Subventions et des contributions :

Subvention ou bourse octroyée s'appliquant à plus d'un exercice financier. (2017-2018 à 2022-2023)

Groundwater contamination by petroleum hydrocarbons and chlorinated solvents is a serious threat to human and ecosystem health. Aggressive thermal remediation methods such as thermal conductive heating, electrical resistance heating, and steam flushing are effective for volatile organics in relatively homogeneous soils. However, these methods are technologically complex and expensive with complexity and cost increasing substantially for less volatile organics in more heterogeneous subsurface systems. The costs of these technologies on a dollar per volume basis are particularly high for small sites.

Chemical oxidation and in situ bioremediation have been widely implemented at contaminated sites in Canada and globally. At ambient subsurface temperatures, particularly in Canada, the rates of contaminant removal by these processes may be quite slow. Moderately increasing temperatures by 30 to 40 o C through hot air flushing, hot water flushing, or electrical heating may lead to significant enhancement of these remediation methods at modest cost and technical complexity.

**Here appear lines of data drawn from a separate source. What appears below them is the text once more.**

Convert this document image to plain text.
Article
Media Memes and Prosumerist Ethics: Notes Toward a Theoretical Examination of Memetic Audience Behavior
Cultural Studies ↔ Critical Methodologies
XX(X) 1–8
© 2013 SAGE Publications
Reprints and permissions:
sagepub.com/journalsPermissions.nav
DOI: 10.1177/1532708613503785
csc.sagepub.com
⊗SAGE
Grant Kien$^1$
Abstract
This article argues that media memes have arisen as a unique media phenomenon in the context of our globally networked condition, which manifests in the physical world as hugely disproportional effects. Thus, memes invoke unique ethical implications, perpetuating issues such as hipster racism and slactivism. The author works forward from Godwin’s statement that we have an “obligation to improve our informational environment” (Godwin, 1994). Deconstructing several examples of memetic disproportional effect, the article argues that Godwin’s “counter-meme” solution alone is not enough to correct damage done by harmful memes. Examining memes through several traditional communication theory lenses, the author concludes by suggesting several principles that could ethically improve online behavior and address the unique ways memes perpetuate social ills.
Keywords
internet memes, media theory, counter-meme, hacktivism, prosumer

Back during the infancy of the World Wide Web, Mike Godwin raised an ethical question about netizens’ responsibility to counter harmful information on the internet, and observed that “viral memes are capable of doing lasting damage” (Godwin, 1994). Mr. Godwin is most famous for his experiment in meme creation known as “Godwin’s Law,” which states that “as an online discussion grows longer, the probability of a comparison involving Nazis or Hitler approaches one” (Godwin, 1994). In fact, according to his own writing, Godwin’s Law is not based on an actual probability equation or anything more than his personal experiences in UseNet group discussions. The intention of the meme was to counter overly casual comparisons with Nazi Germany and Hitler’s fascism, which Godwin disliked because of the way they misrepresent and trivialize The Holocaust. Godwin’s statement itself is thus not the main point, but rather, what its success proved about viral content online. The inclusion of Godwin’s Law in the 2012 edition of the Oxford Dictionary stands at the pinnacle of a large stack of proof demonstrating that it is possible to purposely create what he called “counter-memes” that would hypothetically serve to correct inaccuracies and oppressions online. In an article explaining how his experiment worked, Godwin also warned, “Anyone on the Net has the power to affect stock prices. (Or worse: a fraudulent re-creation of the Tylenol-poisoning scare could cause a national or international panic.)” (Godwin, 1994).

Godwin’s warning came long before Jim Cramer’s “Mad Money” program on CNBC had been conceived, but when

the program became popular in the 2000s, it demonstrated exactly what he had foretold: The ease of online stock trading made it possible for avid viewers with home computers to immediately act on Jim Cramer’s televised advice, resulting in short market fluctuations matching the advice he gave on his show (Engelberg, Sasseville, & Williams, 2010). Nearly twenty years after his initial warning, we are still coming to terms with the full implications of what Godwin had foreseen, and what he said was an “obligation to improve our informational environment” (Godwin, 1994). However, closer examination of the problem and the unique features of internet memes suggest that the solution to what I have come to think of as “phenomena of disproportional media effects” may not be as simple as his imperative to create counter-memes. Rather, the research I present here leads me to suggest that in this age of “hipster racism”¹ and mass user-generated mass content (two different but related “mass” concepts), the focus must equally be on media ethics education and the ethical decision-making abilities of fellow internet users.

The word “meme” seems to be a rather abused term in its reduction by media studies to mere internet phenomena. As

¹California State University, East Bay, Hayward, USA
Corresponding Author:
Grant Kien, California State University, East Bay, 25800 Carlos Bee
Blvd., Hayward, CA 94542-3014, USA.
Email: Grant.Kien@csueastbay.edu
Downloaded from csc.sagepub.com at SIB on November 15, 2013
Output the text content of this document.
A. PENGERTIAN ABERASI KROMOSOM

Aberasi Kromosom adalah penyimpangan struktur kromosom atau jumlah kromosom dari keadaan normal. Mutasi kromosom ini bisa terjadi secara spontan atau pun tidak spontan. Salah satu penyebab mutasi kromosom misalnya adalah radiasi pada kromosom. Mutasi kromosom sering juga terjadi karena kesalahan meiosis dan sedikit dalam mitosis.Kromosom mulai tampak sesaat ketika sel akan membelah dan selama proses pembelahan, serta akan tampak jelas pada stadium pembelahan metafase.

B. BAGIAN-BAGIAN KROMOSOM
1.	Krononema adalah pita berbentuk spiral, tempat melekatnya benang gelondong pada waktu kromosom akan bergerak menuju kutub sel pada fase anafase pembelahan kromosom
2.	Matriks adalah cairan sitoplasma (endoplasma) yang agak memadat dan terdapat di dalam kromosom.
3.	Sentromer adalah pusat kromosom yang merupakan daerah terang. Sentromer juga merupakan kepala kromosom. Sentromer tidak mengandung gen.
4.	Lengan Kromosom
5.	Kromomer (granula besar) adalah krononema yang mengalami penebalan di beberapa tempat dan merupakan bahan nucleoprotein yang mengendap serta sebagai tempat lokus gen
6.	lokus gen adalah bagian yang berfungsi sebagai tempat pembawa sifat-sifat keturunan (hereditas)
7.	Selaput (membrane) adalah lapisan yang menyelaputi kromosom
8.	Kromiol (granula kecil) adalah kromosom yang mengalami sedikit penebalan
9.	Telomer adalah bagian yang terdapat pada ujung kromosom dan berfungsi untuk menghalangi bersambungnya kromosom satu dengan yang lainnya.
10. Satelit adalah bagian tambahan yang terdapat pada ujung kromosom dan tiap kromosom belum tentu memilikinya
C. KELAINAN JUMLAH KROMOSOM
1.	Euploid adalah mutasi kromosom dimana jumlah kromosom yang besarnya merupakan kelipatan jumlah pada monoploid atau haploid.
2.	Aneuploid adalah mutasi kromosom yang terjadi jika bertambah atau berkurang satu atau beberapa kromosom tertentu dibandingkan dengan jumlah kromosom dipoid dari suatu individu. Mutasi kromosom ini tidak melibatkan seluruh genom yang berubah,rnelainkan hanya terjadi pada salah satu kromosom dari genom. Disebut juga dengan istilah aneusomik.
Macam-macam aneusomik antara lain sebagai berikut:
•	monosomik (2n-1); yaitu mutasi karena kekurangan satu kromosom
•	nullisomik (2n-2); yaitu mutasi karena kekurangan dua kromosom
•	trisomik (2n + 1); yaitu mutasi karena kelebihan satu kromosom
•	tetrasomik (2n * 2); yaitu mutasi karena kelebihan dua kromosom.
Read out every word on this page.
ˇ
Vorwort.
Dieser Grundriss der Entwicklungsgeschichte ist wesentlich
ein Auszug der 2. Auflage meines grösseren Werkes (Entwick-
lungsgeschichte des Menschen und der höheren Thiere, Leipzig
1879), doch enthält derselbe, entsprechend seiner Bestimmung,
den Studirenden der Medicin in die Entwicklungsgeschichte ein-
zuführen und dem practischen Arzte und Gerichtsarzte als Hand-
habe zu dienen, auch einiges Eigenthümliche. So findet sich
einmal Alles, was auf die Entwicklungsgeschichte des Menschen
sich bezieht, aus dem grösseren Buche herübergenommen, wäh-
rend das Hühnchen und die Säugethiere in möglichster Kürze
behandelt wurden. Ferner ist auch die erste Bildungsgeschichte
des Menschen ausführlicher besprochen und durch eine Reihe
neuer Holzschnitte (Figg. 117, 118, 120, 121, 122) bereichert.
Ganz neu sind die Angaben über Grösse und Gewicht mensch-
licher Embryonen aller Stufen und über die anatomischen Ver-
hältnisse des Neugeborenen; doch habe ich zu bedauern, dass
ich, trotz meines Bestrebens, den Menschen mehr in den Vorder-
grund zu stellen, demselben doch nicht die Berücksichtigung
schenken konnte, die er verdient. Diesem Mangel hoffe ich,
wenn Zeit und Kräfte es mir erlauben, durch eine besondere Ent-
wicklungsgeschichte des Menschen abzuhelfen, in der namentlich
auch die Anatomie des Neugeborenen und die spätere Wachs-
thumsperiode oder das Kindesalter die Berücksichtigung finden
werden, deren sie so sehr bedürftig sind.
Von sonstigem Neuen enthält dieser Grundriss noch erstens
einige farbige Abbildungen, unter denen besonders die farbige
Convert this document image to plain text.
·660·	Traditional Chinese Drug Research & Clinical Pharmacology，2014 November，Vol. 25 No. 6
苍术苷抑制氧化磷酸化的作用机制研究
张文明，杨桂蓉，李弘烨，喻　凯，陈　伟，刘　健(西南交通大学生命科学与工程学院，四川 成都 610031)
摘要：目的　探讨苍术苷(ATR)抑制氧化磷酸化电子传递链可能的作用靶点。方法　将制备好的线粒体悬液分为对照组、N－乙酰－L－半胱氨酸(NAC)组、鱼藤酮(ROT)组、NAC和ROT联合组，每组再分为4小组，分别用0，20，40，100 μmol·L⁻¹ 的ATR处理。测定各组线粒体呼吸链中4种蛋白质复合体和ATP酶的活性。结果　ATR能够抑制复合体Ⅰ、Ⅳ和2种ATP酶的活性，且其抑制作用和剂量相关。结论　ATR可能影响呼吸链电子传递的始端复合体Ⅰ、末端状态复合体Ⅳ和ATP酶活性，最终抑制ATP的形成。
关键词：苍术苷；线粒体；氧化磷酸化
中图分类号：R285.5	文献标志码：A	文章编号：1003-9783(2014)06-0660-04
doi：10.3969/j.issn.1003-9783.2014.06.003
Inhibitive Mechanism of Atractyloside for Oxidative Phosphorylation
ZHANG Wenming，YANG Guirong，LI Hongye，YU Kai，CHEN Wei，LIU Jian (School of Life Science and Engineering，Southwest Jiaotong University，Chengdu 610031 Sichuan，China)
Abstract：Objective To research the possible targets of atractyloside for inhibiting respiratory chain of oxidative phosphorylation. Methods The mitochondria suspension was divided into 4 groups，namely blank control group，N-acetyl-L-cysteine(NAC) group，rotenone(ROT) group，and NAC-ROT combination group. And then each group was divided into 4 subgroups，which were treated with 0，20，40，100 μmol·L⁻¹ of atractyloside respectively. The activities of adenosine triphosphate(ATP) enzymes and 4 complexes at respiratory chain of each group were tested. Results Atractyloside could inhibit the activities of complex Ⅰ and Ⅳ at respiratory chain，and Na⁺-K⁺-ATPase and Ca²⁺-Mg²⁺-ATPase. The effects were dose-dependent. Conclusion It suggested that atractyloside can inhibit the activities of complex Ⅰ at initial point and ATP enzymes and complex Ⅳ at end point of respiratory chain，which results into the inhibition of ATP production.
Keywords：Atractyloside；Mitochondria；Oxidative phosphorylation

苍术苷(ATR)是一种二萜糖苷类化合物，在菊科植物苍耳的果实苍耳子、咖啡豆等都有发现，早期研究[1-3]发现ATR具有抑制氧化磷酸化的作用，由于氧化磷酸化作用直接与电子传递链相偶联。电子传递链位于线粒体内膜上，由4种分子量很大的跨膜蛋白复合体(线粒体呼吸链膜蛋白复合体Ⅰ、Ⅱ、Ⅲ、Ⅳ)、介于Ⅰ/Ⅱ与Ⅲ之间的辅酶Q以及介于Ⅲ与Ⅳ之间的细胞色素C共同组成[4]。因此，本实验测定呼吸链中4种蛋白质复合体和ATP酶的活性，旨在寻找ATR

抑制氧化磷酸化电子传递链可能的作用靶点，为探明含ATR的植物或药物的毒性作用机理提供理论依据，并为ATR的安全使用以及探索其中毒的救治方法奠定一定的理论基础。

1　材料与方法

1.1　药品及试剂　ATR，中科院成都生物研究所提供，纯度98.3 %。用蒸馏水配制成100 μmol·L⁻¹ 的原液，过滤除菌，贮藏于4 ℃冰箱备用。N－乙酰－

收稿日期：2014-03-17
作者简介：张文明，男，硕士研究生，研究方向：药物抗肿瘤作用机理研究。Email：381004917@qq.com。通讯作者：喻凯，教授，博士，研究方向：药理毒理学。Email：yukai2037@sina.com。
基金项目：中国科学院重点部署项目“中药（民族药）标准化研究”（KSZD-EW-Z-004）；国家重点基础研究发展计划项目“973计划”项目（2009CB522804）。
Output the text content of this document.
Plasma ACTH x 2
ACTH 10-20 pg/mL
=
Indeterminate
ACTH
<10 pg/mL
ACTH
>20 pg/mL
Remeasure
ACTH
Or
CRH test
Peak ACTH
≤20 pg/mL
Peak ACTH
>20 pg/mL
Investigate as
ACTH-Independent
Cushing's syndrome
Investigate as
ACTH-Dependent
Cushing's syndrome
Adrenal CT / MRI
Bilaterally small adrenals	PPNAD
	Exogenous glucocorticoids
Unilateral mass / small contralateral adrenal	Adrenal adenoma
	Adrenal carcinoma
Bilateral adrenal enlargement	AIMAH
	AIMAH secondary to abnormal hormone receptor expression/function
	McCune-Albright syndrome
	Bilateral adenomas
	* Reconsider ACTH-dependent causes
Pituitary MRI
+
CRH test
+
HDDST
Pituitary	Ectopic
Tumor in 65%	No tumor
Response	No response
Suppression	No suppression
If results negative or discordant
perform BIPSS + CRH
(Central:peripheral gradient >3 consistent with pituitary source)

The long term objective of the proposed research program is to develop and optimize more sustainable groundwater remediation methods based on thermal enhancements, coupled technologies, and alternative energy sources. The short term objectives are to investigate the role of thermophiles in thermally enhanced bioremediation and to determine the effectiveness of thermally activated persulfate oxidation coupled to bioremediation under sulfate reducing conditions. The research will involve lab studies in columns and two-dimensional tanks packed with heterogeneous soils and groundwater and soil from industry partner field sites. With a unified approach of relating temperature, geochemistry, and microbial community changes to remediation outcomes, new much needed guidelines for field scale design of thermally enhanced bioremediation will be possible. A comprehensive simulation model will be developed as a tool for industry to design field scale thermally enhanced remediation schemes. Alternative more sustainable methods of heating will be investigated with respect to cost, complexity, and carbon footprint, including solar electric heating methods, solar water heating, and industrial waste heat recovery.

This research will significantly advance the understanding of the impact of heat on enhancement of subsurface remediation processes. As the uncertainty in these processes is currently a barrier to their implementation this will lead to more widespread application of thermal methods, resulting in effective cleanup of more sites. This will benefit Canadians through improved protection of groundwater . Transfer of the knowledge to Canadian companies through publications, conference addresses, and training of graduate students will lead to increased business opportunities for these companies.